ECONOMIC: The work has many potential applications in many different economic sectors. It has currently been applied in the Agri-food sector, the Irish Dairy Sector. Eoin’s work has been applied the forecasting of milk supply and the explanation of these forecasts. Irish farmers produced 8.75 billion litres of milk in 2021 and Irish dairy exports reached €5.1 billion according to a Bord Bia survey. Accurate long-term milk-supply forecasting plays a fundamental role in driving on-farm decision-making and processing capacity. Eoin developed a state-of-the art forecasting model for long-term milk-yield forecasting with data supplied by an industry partner (Glanbia) for 2000+ Irish commercial dairy farms. Comparative experiments demonstrated that the model developed by Eoin outperformed state of the art and naïve benchmark methods on several popular evaluation metrics.
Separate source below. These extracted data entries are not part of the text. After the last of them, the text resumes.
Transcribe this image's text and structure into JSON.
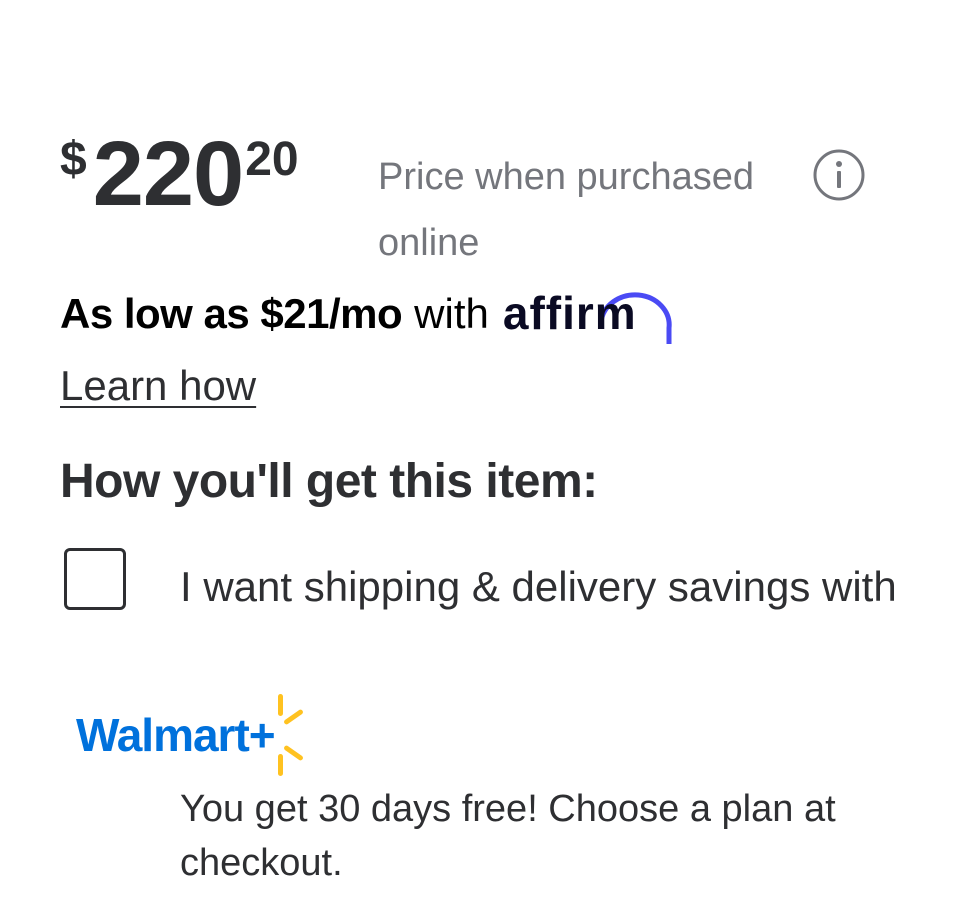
{
  "price": {
    "currency": "$",
    "dollars": "220",
    "cents": "20",
    "note": "Price when purchased online"
  },
  "info_icon": "info-circle-icon",
  "affirm": {
    "bold_text": "As low as $21/mo",
    "with_text": "with",
    "logo_text": "affirm",
    "logo_arc_color": "#4a4af4"
  },
  "learn_how": "Learn how",
  "fulfillment": {
    "heading": "How you'll get this item:",
    "checkbox_checked": false,
    "checkbox_label": "I want shipping & delivery savings with",
    "walmart_plus": {
      "text": "Walmart+",
      "brand_color": "#0071dc",
      "spark_color": "#ffc220"
    },
    "promo": "You get 30 days free! Choose a plan at checkout."
  }
}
A core challenge was the noisy nature of the real world milk supply data that was provided by an industry partner. The data contained periods of missing supply records from individual farms and the collection schedule of the milk tankers was irregular. Many of the previous solutions in the literature operated on detailed data from research herds where precise information about individual cows was available. Eoin developed a case-based reasoning (CBR) solution, where k-NN is used to find a small number of nearest-neighbour farms based on some similarity metric (i.e., not necessarily spatially-proximate farms) and then use their data to augment the dataset for the time series predictions. A further fundamental contribution of this work was also in providing explanations to dairy farmers on practices that they could implement to (i) improve future yield and (ii) improve future milk quality and (iii) improve on farm sustainability. This work has been extended into a collaboration with the Accenture AI Lab in Dublin, as part of the VistaMilk research programme.